看看时间差不多了,再不走,寿宴可就要结束了。
程屿刚才按照江清梨的要求,专门给黎清清打了个电话。
结果不出江清梨所料,黎清清听说她身体情况不好很是担心。
甚至提出,自己准备把一些事安排好以后,就立刻赶过来看她。
她问程屿是哪家医院。
江清梨想,气氛差不多做足了,这时候她如果带着礼品突然出现在寿宴上,黎清清一定是又惊又喜的——
即使,她的出现的目的,是为了把她的爱人送进监狱么……
程屿看得出江清梨有小心思,可是他也承诺过她,如果她不主动说,他便不会逼问。
于是两人就这样上了车,一路开往寿宴的酒店。
到门口的时候已经是下午一点四十分了。
宴席已开大半,成箱的礼品被岑家人堆在旁边的车道附近,进行着搬运和清点。
岑佩早年是个木匠,后来生意越做越大,成为当地首屈一指的软装行业巨头。
岑建俊接\/班之后,才开始往其他几个行业方向上进行拓展。
如今开创了万代世家,更是站在同行业翘楚的龙头顶项。
“看岑总这个鞍前马后的样子,该不会是因为做了上门女婿,才有今天的成绩?”
江清梨拉着程屿,低调出现时,场上推杯换盏的人甚至都没有注意到他们。
程屿有些无奈,他知道江清梨闹了很大的误会,但所有这一切都源自于她并不知道岑建俊是她的亲生父亲,也不知道黎清清夫妻两个跟江启之前的渊源。
也正是因为这样,她心疼江启当年承受的一切,对黎清清和岑建俊如何友善得起来呢?
“别这么说岑总。”
程屿低声劝她:“他要是没有两把刷子,我当时也不会花那么大的功夫把项目押在他身上。”
江清梨瞄了他一眼:“所以本质上来说,你依然是商人。”
“星星!”
穿着紫蓝色旗袍的黎清清终于看到了出现在场的江清梨,那一瞬间,她脸上又惊讶又惊喜的表情是真实而无所遁形的。
江清梨是懂得拿捏人心的。
先故意玩失踪,不回应,营造出极致的焦急感。
再解释,说身体不适,用安慰转化失落。
最后突然出现,带着礼物,一切安好。
把失落直接拉满惊喜。
她的每个步骤,都是精心设计过。
一如之前她想要对付夏真乔时,一步步一寸寸的谋划。
程屿想,如果不是因为江清梨最终被套在所谓的爱情里。
如果她的心再强硬一点,身体再健康一点。
想要把自己玩得团团转,根本就是不在话下的。
“星星!你怎么来了!”
黎清清几乎顾不得脚下的高跟鞋,三步并作两步。
“我以为你身体不舒服,程屿刚才给我打电话的时候,我……我还说让他等我一下,我把这边安排好,就去看你呢。你要不要紧?”

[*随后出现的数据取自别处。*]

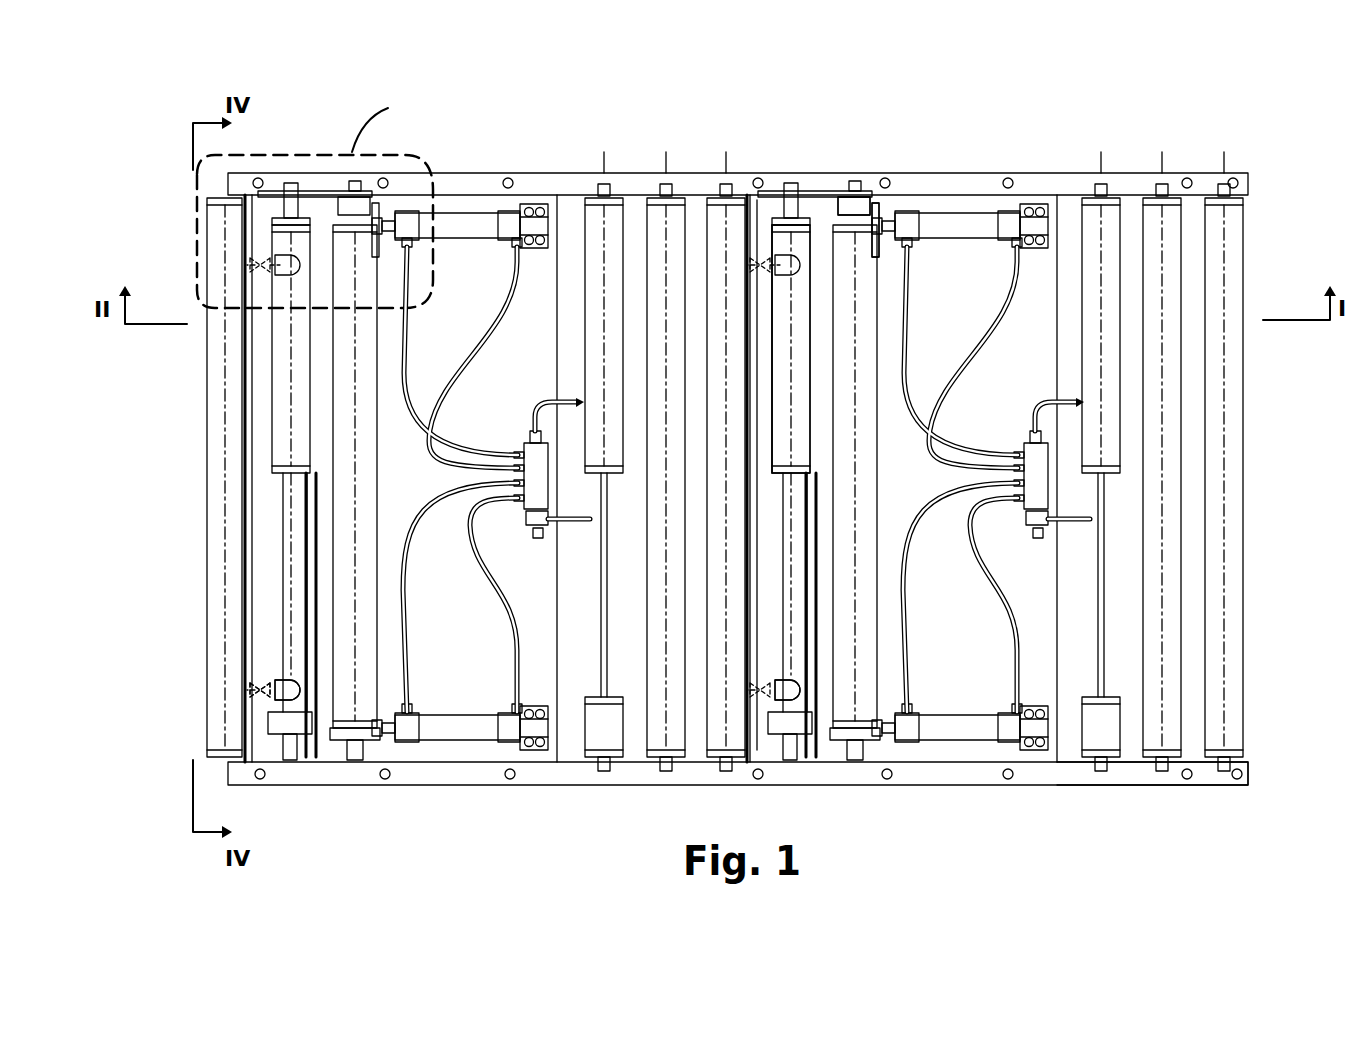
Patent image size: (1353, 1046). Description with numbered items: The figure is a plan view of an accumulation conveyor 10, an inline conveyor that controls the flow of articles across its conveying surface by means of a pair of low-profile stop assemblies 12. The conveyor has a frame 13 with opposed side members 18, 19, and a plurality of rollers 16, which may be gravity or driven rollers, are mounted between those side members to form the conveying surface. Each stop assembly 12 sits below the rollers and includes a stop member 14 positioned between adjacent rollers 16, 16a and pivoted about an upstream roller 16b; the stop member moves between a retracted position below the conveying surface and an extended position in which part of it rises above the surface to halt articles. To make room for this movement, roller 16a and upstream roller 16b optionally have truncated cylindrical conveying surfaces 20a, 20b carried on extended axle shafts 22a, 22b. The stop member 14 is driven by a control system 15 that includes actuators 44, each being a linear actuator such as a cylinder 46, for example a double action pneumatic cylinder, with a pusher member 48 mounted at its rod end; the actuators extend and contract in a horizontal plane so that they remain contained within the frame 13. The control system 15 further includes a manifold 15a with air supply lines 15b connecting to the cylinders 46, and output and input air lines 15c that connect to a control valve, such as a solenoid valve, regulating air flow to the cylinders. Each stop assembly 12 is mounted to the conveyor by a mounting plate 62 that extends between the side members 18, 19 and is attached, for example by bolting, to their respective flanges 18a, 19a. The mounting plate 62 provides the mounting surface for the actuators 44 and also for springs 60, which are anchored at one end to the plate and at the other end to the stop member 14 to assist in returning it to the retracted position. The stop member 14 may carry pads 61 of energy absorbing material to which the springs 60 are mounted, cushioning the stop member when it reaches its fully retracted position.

江清梨笑得乖巧又温柔:“我还好啦,又不是一天两天了。今天是外公的八十大寿,我怎么都不应该再缺席了。身体不舒服不打紧,等下累了,你帮我安排一个休息间就好。”
黎清清感动得眼睛都红了:“那当然,当然,上面有休息间,你要是不舒服,妈陪着你。星星你真没事吧?我,我们先去见见外公好么?”
“好。”
江清梨看了看跟在程屿后面的陈凛:“麻烦陈秘书把礼物拿过来。”
东西是江清梨精心选择的,是一套手工木雕的意大利进口提琴。
岑佩早年是做木匠出身的,乐律是他的特殊爱好。
这把提琴,是程屿帮江清梨弄过来的,花了不少功夫。
关键是有个人能帮上忙——
程屿的二哥,程砚。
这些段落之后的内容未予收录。